Fly Fishing Lagoons

By Jon Cave


“The Lagoons” is what people call the greater Indian River Lagoon (IRL) system on Florida’s east central coast and includes the interconnected estuaries of Mosquito Lagoon, Banana River, and Indian River. While fly-fishing is excellent throughout much of the IRL, it takes on world-class proportions in the waters within and adjacent to the conjoined federal lands of Merritt Island National Wildlife Refuge, Canaveral National Seashore, and Kennedy Space Center. The area is known for its clear water and offers a rare opportunity to sight-fish for a variety of saltwater gamefish. In particular, the substantial populations of redfish and spotted seatrout have made these waters famous since Dr. James Henshall (of Book of the Black Bass fame) first recorded his fly-fishing exploits there beginning in the 1870’s.

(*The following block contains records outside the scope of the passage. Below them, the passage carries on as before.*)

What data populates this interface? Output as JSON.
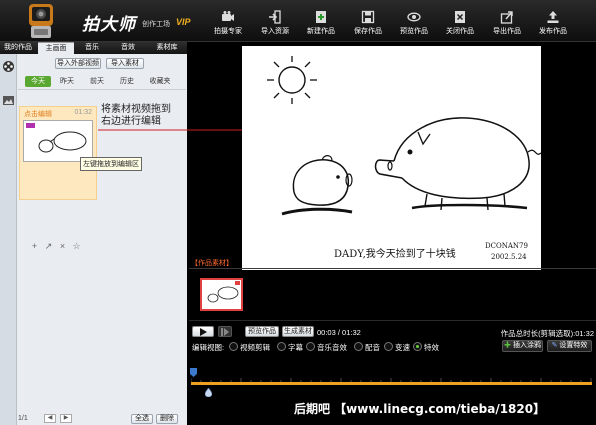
{
  "app": {
    "title": "拍大师",
    "subtitle": "创作工场",
    "vip": "VIP"
  },
  "toolbar": {
    "items": [
      {
        "label": "拍摄专家",
        "icon": "camera-icon"
      },
      {
        "label": "导入资源",
        "icon": "import-icon"
      },
      {
        "label": "新建作品",
        "icon": "new-doc-icon"
      },
      {
        "label": "保存作品",
        "icon": "save-icon"
      },
      {
        "label": "预览作品",
        "icon": "eye-icon"
      },
      {
        "label": "关闭作品",
        "icon": "close-doc-icon"
      },
      {
        "label": "导出作品",
        "icon": "export-icon"
      },
      {
        "label": "发布作品",
        "icon": "upload-icon"
      }
    ]
  },
  "left": {
    "tabs": [
      "我的作品",
      "主画面",
      "音乐",
      "音效",
      "素材库"
    ],
    "active_tab": "主画面",
    "import_video_label": "导入外部视频",
    "import_material_label": "导入素材",
    "date_tabs": [
      "今天",
      "昨天",
      "前天",
      "历史",
      "收藏夹"
    ],
    "active_date": "今天",
    "item": {
      "label": "点击编辑",
      "time": "01:32",
      "tooltip": "左键拖放到编辑区"
    },
    "item_actions": [
      "+",
      "↗",
      "×",
      "☆"
    ],
    "pager": "1/1",
    "pager_prev": "◀",
    "pager_next": "▶",
    "select_all_label": "全选",
    "delete_label": "删除"
  },
  "hint": {
    "line1": "将素材视频拖到",
    "line2": "右边进行编辑"
  },
  "preview": {
    "caption": "DADY,我今天捡到了十块钱",
    "signature": "DCONAN79",
    "signature_date": "2002.5.24"
  },
  "materials": {
    "label": "【作品素材】"
  },
  "controls": {
    "play_icon": "play-icon",
    "preview_label": "预览作品",
    "generate_label": "生成素材",
    "time_current": "00:03",
    "time_total": "01:32",
    "time_sep": " / ",
    "total_label": "作品总时长(剪辑选取):01:32"
  },
  "edit_view": {
    "label": "编辑视图:",
    "options": [
      "视频剪辑",
      "字幕",
      "音乐音效",
      "配音",
      "变速",
      "特效"
    ],
    "selected": "特效",
    "insert_label": "插入涂鸦",
    "settings_label": "设置特效"
  },
  "timeline": {
    "watermark": "后期吧 【www.linecg.com/tieba/1820】"
  },
  "colors": {
    "accent_green": "#5aa832",
    "timeline_orange": "#f0a020",
    "material_red": "#e04040"
  }
}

Tidal and Non-Tidal Zones The lagoons are a highly unique ecosystem and a reasonable understanding of its powerful dynamics is essential for any individual who expects to be consistently successful in these estuaries. Although two of these bodies of water are referred to as “rivers,” all three are actually true lagoons – isolated bodies of brackish water separated by land from the open sea. As a result of that segregation, the lagoons, unlike most other saltwater estuaries, are relatively unaffected by tidal fluctuations except in the immediate vicinity of inlets such as Ponce de Leon Inlet at the northern extreme of Mosquito Lagoon. Water movement outside of these relatively small tidal zones is largely the result of wind-driven currents; and, sustained winds from the same direction can raise the water level on the windward side of a lagoon to form a sort of “wind tide” or seiche. Exposed areas can become highly productive as wind-driven currents raise the water level sufficiently enough for fish to swim and vice-versa. Oppositely, the water level drops on the leeward shoreline, and fish tend to move to deeper flats, drop-offs, holes, and depressions when that happens.